Thank you all for the very warm welcome you have extended today.
This is the second occasion I have had the honour of acting as Queensland Governor — but as the first was during the very quiet New Year week more than eighteen months ago, I am delighted that my second appointment to the position has given us the opportunity to join you here on Royal Esplanade for this special Royal Queensland Yacht Squadron celebration.
We have just been privileged to participate with you all in the Opening Ceremony. The twenty-third Psalm for Mariners, the prayers offered by the Chaplain, and the Seafarer’s Hymn are all potent reminders of the power of the ocean and of the risks we take, as air-breathing, land-dwelling creatures, when we venture out into that realm beyond the shore.

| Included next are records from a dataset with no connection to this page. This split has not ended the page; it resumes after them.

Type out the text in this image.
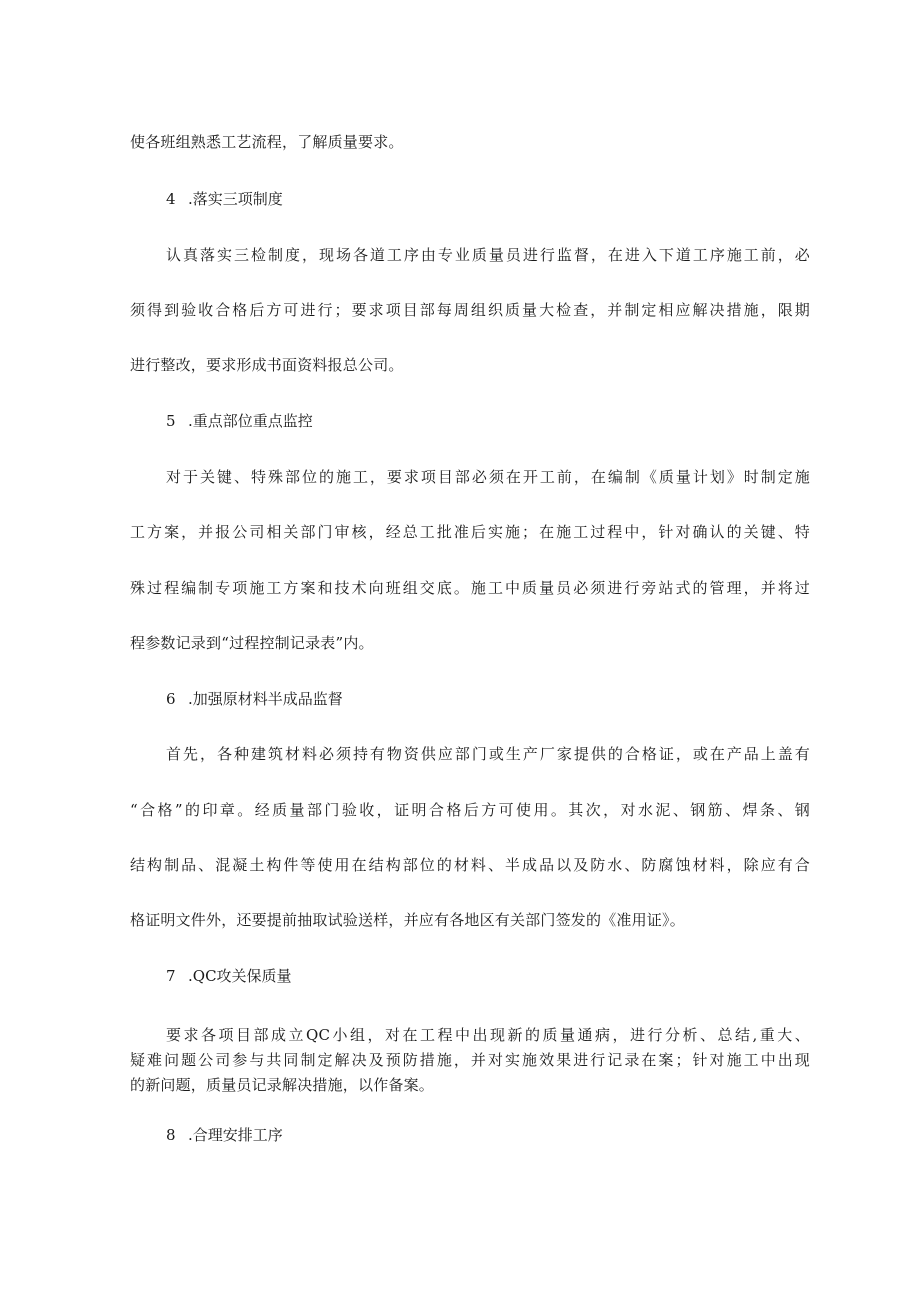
使各班组熟悉工艺流程，了解质量要求。
4 .落实三项制度
认真落实三检制度，现场各道工序由专业质量员进行监督，在进入下道工序施工前，必
须得到验收合格后方可进行；要求项目部每周组织质量大检查，并制定相应解决措施，限期
进行整改，要求形成书面资料报总公司。
5 .重点部位重点监控
对于关键、特殊部位的施工，要求项目部必须在开工前，在编制《质量计划》时制定施
工方案，并报公司相关部门审核，经总工批准后实施；在施工过程中，针对确认的关键、特
殊过程编制专项施工方案和技术向班组交底。施工中质量员必须进行旁站式的管理，并将过
程参数记录到“过程控制记录表”内。
6 .加强原材料半成品监督
首先，各种建筑材料必须持有物资供应部门或生产厂家提供的合格证，或在产品上盖有
“合格”的印章。经质量部门验收，证明合格后方可使用。其次，对水泥、钢筋、焊条、钢
结构制品、混凝土构件等使用在结构部位的材料、半成品以及防水、防腐蚀材料，除应有合
格证明文件外，还要提前抽取试验送样，并应有各地区有关部门签发的《准用证》。
7 .QC攻关保质量
要求各项目部成立QC小组，对在工程中出现新的质量通病，进行分析、总结,重大、
疑难问题公司参与共同制定解决及预防措施，并对实施效果进行记录在案；针对施工中出现
的新问题，质量员记录解决措施，以作备案。
8 .合理安排工序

One of the most striking aspects of the words and music we have just heard is that those invocations, those pleas for safety and deliverance, remain so powerful and relevant today. Despite the fact that man has mastered flight and walked on the moon, the ocean remains an alien world. William Whiting, for instance, wrote his hymn about the ‘mighty ocean deep’ more than a hundred and fifty years ago when he felt his life had been spared by God when the ship he was travelling on was almost lost in a violent storm, and the mariner’s version of the twenty-third psalm has an equally venerable history.
Many of the sailors here today will have had their own experiences of the power and fury of the ocean. Shared experience of that kind has bound the members of this club together now for a hundred and thirty-one seasons.
It is a rich history. The passion for sailing and the sea has not only formed the basis for great camaraderie, it has also enabled members to enthuse others. Sailing is becoming increasingly popular as a school sport and, in a very concrete indicator, membership of the Squadron has increased by a very impressive five per cent in the past twelve months.
But the indicator in which, I know, the squadron takes the greatest pride is that there has been representation of the Royal Queensland Yacht Squadron in every Olympics since 1956. All three of those developments augur well for the future of sailing and of the Squadron. I very much hope that tall, salty tales will be told around the bar of this clubhouse for many years to come and that there will be many a glass raised to the success of Queensland sailors in the Rio Olympics in just eleven months’ time.
It is now with great pleasure, as Acting Governor and, by extension, your acting Patron, that I declare officially open the Royal Queensland Yacht Squadron’s one hundred and thirty-first yachting season — and wish you all Godspeed for a splendid season ahead!